И они же, вот эти выездные папаши-мамаши, и создали такую обстановку,
при которой мы, русские, делимся на тех, кто или не может выехать за
границу, или не
может вернуться домой. А заслышав родную речь, сперва летим, как
безумные, на ее
звук: "Вы русские?" И тут же, опомнившись и даже не дослушав ответа,
сломя
голову кидаемся наутек.
` ХЛЕБ НАШ НАСУЩНЫЙ
Довольно много пишут сейчас в советской прессе о хлебе. Не надо его
есть слишком много, будете толстыми. Впрочем, и мясо, говорят, чересчур
потреблять
не следует, и тоже во избежание полноты. Хотя волки, скажем, мясо едят,
а особо толстыми не бывают. Впрочем, волки едят по-дикому, не научно. А у
нас все на научную ногу крепко поста влено. И как только нехватка того или
иного продукта возникает, тут же находятся доктора соответствующих наук,
которые пишут в центральной печати большие научные статьи, что вредно кушать
то, чего нет.
С чем, понятно, трудно не согласиться.
В одной советской газете я читал об искусном поваре, который готовит
пятьсот блюд из картофеля. Это, конечно, если есть картофель (я помню, даже
в Москве и с картофелем перебои бывали). Пятьсот блюд -- это, надо прямо
сказать, немало. Я,
как ни ломал голову, больше пятнадцати придумать не сумел. А если этот
повар
такой изобретательный, что придумал пятьсот, то я могу ему предложить
пятьсот первое.
Во время войны наша семья жила некоторое время под городом Куйбышевом.
Лето сорок третьего года было еще ничего, а с осени пошло к худшему. В нашей
семье было трое рабочих, которые работали на военном заводе и получали пайки
по семьсот граммов хлеба, тетка, служащая, получала то ли пятьсот, то
ли четыреста граммов (точно не помню), и мы с бабушкой, иждивенцы, по двести
пятьдесят. И толстыми не были.
С нами жил еще кролик, которого мы приобрели, чтобы потом съесть, но
потом (так у нас всегда было с нашими животными) мы с ним так сжились, так
его полюбили, что убить его было просто невозможно.
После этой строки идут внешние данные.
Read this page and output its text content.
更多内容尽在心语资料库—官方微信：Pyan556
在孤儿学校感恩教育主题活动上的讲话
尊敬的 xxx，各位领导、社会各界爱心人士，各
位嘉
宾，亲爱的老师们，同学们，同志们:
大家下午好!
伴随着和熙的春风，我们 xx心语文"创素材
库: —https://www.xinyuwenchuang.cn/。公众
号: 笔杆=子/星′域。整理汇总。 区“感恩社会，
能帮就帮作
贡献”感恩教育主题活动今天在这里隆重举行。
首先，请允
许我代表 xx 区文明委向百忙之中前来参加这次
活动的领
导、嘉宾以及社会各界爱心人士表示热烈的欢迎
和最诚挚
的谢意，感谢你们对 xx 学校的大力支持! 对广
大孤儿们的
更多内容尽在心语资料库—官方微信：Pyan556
Так вот мы совсем не
были толстыми. И даже наоборот, изо дня в день худели более интенсивно, чем
при соблюдении самой строгой современной диеты. И кролик наш тощал вместе с
нами.
А потом, когда наступила совсем уже полная голодуха, кролик этот от нас
сбежал, видно, предпочтя быструю смерть от руки решительного человека
медленной голодной смерти вместе с такими гуманистами, как мы.
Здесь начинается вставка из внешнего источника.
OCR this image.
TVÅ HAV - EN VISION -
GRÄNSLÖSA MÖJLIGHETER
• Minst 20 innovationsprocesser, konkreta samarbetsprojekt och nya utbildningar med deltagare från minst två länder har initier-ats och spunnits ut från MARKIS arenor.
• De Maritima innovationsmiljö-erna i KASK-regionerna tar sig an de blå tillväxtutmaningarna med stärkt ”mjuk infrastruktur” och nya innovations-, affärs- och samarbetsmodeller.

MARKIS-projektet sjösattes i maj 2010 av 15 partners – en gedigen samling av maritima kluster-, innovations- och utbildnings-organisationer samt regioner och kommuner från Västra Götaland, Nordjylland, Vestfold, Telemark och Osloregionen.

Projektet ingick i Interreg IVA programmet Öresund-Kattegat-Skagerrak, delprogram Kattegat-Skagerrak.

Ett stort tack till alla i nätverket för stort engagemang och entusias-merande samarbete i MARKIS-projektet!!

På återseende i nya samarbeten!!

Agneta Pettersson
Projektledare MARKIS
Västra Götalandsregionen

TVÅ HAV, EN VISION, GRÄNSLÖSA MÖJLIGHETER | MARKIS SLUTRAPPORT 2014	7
Правду сказать, пока этот кролик был с нами, мы его порядочно объедали,
а когда пропал, спекулировали его честным именем. Дело в том, что я ходил к
расположенным рядом с нами солдатам и на кухне просил картофельные очистки
"для кролика". И солдаты все удивлялись: "Что это ваш кролик так много ест?"
Они не знали, что у кролика было шесть нахлебников. Если бы мы не стеснялись
и попросили картошку, солдаты вряд ли бы нам отказали, потому что у них ее
было много, чистили они ее неэкономно. Из этих толстых очистков мы пекли на
каком-то чуть ли не машинном масле блины. И они мне тогда казались безумно
вкусными. Так что искусному повару я мог бы предложить и это пятьсот первое
блюдо на всякий случай.
Но вернемся, однако, к хлебу.
Сколько читал я гневных строк в стихах и в прозе о людях, которые
забыли войну и блокаду Ленинграда и швыряют хлеб в мусоропровод буханками. Я
думаю, стихов об этом гораздо больше, чем самих подобных поступков.
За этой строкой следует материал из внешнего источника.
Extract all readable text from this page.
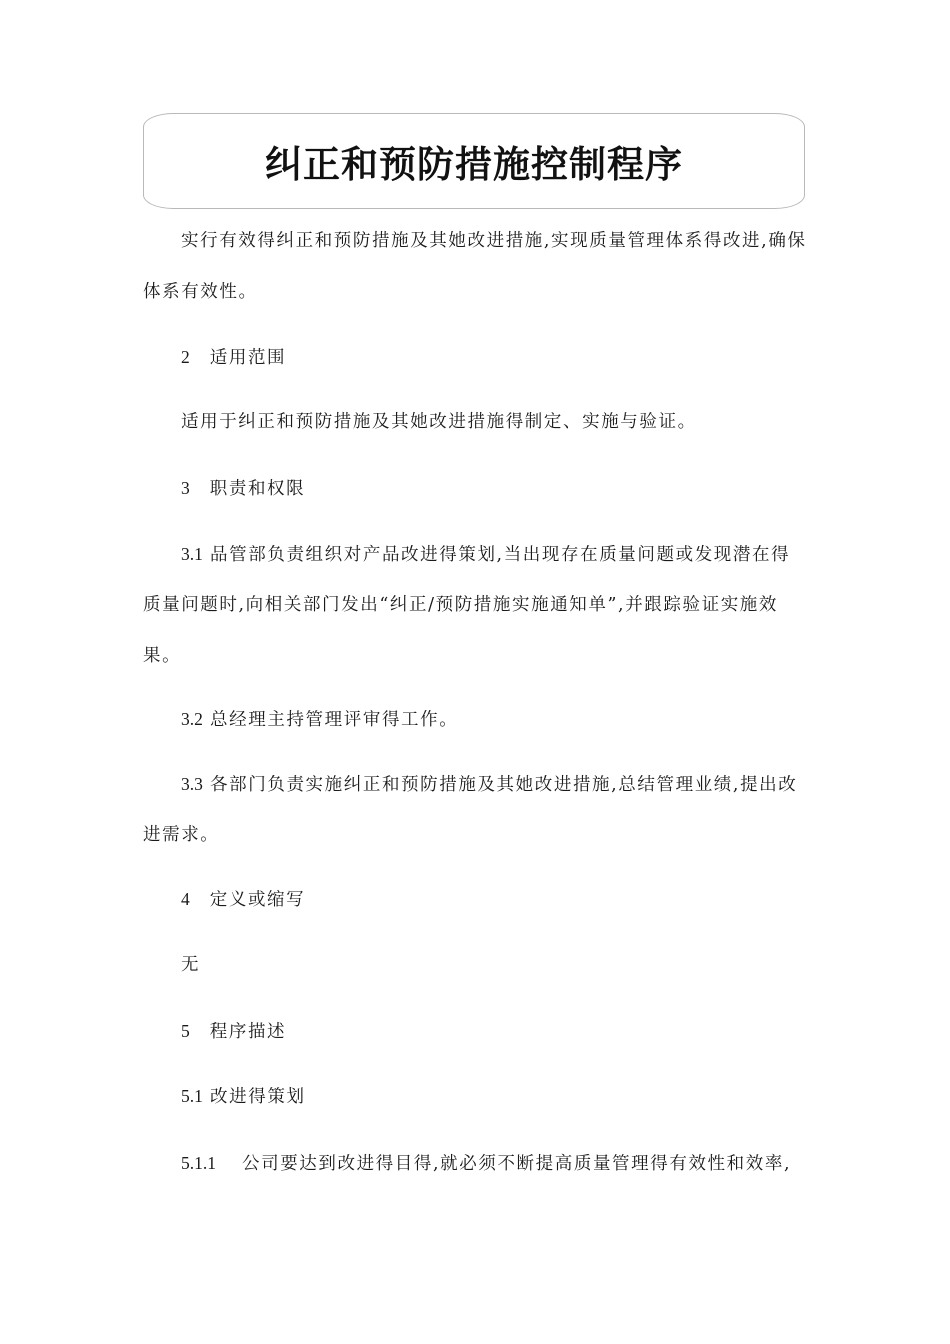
纠正和预防措施控制程序
实行有效得纠正和预防措施及其她改进措施,实现质量管理体系得改进,确保
体系有效性。
2 适用范围
适用于纠正和预防措施及其她改进措施得制定、实施与验证。
3 职责和权限
3.1 品管部负责组织对产品改进得策划,当出现存在质量问题或发现潜在得
质量问题时,向相关部门发出“纠正/预防措施实施通知单”,并跟踪验证实施效
果。
3.2 总经理主持管理评审得工作。
3.3 各部门负责实施纠正和预防措施及其她改进措施,总结管理业绩,提出改
进需求。
4 定义或缩写
无
5 程序描述
5.1 改进得策划
5.1.1 公司要达到改进得目得,就必须不断提高质量管理得有效性和效率,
Но если бы речь шла только о буханках! Печать и гневно, и лирически, и
романтически призывает народ беречь и использовать каждый кусочек, каждую
корку, каждую крошку. Уронил кусок на пол, подуй на него, поплюй, съешь.
Засох этот кусок, не по зубам, размочи в воде, съешь. А если даже и
позеленел, то ведь тоже надо помнить, что в плесени содержится пенициллин.
Прочел я как-то в "Неделе", что в каком-то районе города Киева приняты
серьезные меры. В магазинах не только развешаны рекомендации по
приготовлению блюд из черствого хлеба (сами эти рекомендации достойны
отдельной поэмы), но и сбор крошек организован.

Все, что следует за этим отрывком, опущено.